Jokowi sudah memproklamasikan "Tri Sakti" sebagai dasar pembangunan ekonomi yang mandiri; mandiri di bidang ekonomi, mandiri di bidang politik, dan berkepribadian dalam budaya.
Indah sekali jargon itu. Kalau Tri Sakti bisa diimplementasikan ke dalam kebijakan ekonomi yang betul-betul mandiri maka kita layak menyebutnya sebagai "Jokowinomics".

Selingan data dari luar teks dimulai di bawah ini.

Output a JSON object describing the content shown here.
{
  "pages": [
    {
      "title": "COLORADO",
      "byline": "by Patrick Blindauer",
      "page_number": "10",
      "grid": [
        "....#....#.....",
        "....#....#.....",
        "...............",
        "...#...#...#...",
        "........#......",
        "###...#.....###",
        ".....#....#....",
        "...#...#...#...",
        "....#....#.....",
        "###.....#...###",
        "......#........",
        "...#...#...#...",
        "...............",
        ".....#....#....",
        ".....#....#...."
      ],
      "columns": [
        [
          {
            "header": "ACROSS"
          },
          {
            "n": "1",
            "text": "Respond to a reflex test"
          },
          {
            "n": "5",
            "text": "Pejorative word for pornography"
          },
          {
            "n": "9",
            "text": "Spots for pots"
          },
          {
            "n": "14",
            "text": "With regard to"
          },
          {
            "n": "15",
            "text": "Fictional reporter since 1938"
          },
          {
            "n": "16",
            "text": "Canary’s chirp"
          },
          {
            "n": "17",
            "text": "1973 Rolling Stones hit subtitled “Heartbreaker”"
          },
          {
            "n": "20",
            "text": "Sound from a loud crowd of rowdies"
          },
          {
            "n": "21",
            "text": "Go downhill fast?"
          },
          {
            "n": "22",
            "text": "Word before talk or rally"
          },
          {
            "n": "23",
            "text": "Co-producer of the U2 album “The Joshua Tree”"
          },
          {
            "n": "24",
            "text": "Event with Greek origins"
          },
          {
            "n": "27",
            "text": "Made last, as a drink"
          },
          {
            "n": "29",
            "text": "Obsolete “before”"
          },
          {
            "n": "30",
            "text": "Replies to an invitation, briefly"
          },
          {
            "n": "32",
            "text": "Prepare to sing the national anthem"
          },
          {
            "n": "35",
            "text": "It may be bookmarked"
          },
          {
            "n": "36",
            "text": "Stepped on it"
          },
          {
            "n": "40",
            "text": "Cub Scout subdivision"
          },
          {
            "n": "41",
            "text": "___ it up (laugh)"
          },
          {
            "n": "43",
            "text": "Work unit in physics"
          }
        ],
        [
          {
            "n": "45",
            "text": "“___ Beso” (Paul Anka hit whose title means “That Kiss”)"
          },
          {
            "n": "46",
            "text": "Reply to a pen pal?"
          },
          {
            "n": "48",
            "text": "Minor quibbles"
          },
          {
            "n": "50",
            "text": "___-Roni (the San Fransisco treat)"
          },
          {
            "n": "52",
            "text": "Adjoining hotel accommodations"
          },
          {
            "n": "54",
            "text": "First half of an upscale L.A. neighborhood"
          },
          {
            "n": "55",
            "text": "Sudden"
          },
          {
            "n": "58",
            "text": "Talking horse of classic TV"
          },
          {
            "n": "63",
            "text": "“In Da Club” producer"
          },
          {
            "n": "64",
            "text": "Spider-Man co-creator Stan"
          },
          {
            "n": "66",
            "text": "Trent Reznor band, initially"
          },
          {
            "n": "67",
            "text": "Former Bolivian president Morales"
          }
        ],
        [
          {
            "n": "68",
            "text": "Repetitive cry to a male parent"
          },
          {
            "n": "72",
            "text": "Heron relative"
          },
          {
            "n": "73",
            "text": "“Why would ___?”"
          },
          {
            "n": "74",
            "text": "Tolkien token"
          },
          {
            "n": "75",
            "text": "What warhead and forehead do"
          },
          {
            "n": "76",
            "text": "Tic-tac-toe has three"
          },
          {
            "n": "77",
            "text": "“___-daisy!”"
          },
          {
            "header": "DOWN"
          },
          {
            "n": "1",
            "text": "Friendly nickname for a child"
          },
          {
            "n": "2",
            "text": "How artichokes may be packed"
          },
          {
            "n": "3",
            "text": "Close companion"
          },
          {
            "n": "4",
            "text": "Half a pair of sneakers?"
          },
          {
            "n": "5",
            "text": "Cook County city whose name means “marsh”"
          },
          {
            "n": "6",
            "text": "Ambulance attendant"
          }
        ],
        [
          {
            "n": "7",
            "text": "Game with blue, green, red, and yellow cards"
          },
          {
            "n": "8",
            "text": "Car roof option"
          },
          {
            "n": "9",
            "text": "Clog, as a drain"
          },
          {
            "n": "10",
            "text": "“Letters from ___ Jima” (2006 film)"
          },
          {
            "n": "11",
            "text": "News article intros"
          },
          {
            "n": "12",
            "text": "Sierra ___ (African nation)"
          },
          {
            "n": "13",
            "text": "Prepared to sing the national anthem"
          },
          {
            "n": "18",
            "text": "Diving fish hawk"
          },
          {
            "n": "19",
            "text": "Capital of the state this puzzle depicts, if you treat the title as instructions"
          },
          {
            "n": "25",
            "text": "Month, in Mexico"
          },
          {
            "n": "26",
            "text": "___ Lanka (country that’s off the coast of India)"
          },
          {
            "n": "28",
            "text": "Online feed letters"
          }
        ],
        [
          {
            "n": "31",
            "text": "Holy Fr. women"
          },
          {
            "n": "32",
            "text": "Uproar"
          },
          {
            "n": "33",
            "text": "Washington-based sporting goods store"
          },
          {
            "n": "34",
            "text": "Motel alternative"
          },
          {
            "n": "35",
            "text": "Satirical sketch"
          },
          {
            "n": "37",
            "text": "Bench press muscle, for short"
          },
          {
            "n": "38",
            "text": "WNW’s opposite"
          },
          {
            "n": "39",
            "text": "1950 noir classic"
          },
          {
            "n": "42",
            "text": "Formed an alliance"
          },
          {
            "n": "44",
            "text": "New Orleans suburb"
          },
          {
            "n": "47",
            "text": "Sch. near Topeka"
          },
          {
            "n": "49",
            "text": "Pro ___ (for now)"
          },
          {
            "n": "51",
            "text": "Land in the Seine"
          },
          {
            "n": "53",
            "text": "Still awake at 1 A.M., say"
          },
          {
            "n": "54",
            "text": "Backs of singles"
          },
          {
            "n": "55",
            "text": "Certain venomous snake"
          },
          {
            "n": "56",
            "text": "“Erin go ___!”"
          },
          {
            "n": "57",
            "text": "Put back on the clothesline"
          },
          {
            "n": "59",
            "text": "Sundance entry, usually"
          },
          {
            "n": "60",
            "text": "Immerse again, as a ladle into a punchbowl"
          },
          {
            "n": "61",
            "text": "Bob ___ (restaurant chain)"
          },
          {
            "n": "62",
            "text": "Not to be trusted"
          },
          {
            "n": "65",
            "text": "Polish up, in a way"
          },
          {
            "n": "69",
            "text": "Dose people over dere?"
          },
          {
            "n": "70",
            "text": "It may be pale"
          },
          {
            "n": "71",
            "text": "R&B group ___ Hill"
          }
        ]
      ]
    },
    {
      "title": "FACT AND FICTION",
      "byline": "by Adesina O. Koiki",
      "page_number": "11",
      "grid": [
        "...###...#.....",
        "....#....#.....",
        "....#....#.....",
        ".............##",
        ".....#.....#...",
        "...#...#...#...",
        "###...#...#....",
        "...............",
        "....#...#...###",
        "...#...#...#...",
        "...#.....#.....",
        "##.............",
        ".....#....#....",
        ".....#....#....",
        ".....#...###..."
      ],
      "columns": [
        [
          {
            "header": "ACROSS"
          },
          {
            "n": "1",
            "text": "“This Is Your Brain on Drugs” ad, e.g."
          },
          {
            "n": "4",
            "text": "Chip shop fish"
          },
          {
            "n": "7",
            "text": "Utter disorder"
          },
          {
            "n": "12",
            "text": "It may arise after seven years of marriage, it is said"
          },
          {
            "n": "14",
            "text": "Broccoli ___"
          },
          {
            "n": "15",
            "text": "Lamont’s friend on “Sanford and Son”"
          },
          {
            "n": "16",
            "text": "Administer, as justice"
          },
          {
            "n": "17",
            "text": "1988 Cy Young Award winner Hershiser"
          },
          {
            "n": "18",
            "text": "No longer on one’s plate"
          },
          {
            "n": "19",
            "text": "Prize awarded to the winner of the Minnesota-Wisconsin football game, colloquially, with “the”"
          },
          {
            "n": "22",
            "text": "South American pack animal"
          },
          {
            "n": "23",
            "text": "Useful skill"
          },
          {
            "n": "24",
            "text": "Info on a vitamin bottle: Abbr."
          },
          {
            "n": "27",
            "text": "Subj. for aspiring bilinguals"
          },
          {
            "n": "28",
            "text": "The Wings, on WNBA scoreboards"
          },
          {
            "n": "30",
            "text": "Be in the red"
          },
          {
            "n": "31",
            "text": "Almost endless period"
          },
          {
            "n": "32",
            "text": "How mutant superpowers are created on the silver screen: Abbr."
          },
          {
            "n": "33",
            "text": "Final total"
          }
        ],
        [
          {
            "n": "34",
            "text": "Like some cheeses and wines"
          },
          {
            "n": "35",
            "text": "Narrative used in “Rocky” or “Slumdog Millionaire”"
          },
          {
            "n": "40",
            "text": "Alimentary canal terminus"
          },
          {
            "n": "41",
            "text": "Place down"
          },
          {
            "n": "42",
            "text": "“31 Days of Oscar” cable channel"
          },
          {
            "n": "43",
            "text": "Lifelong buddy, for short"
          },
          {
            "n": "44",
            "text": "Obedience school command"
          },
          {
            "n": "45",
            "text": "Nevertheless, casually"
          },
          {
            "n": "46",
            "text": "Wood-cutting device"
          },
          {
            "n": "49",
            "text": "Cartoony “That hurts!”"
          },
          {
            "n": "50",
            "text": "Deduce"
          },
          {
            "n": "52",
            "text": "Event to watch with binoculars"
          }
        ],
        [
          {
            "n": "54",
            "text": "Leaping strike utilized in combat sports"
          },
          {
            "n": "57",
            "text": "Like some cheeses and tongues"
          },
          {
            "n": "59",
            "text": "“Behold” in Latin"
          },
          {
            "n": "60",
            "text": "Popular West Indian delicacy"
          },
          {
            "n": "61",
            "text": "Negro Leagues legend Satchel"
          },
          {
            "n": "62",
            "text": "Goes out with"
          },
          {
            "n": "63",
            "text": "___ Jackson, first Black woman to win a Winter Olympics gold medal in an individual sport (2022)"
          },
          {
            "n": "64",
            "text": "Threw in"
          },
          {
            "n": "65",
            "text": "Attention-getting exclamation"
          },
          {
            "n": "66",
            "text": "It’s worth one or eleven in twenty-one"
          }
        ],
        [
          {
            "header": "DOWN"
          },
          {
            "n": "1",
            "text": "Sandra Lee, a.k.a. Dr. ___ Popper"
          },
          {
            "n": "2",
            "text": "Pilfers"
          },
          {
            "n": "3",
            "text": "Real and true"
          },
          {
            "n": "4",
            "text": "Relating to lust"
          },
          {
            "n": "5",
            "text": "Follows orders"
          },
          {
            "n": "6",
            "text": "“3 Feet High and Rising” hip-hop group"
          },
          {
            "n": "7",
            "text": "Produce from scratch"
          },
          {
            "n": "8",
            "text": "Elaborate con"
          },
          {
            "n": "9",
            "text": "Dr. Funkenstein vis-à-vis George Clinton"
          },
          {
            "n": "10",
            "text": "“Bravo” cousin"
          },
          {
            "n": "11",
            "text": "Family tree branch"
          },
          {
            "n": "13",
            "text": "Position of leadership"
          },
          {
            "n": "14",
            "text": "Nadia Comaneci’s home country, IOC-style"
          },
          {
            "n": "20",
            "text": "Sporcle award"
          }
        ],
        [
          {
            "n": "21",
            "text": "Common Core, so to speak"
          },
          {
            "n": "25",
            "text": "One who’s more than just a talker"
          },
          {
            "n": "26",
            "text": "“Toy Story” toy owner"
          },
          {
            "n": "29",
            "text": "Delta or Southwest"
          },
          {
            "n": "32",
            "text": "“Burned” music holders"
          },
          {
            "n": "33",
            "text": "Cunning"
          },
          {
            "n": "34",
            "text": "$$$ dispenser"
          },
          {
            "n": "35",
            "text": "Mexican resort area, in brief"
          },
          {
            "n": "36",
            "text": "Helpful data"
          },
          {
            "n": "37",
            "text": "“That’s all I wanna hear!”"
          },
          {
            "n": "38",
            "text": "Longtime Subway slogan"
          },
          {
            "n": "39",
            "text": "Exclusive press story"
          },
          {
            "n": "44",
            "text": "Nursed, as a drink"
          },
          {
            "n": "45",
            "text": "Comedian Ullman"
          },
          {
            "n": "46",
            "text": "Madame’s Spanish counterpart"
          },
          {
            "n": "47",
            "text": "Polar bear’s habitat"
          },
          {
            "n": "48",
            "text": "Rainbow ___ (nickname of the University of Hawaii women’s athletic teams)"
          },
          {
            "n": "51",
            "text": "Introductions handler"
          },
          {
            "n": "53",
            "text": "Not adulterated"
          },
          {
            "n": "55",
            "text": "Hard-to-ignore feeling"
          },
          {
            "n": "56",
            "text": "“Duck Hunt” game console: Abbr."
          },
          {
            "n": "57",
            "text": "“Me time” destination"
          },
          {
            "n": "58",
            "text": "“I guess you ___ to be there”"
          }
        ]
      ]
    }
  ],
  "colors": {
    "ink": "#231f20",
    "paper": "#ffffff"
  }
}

Kita akan melihat bagaimana Jokowinomics akan mengelola potensi laut dan ikan yang luar biasa besar di Indonesia. Akankah kita bisa menjadikan negeri kita sebagai negeri maritim dalam arti yang sesungguhnya. Akankah kita mampu mengelola potensi maritim kita dengan tetap memperhatikan kelestarian lingkungan dan keberlanjutan ekosistem. Itulah tantangan terbesarnya.
Pertanyaan yang sama juga berlaku untuk pengelolaan hutan dan sumber daya alam tak terbarukan seperti minyak, gas, batubara, dan sejenisnya. Akankah era baru ini ditandai dengan pengelolaan potensi alam dengan bijaksana dan memperhitungkan dengan cermat semua biaya sosial akibat eksploitasi alam. Itulah yang sedang kita tunggu.
Kita tunggu bagaimana Jokowinomics akan menghadapi perusahaan multinasional seperti Freeport, Newmont, Exxon dan lain-lain. Akankan Tri Sakti betul-sakti menghadapi raksasa-raksasa itu? Ataukah kita akan melihat sesuatu yang sama saja dengan era-era sebelumnya sejak Soeharto sampai SBY?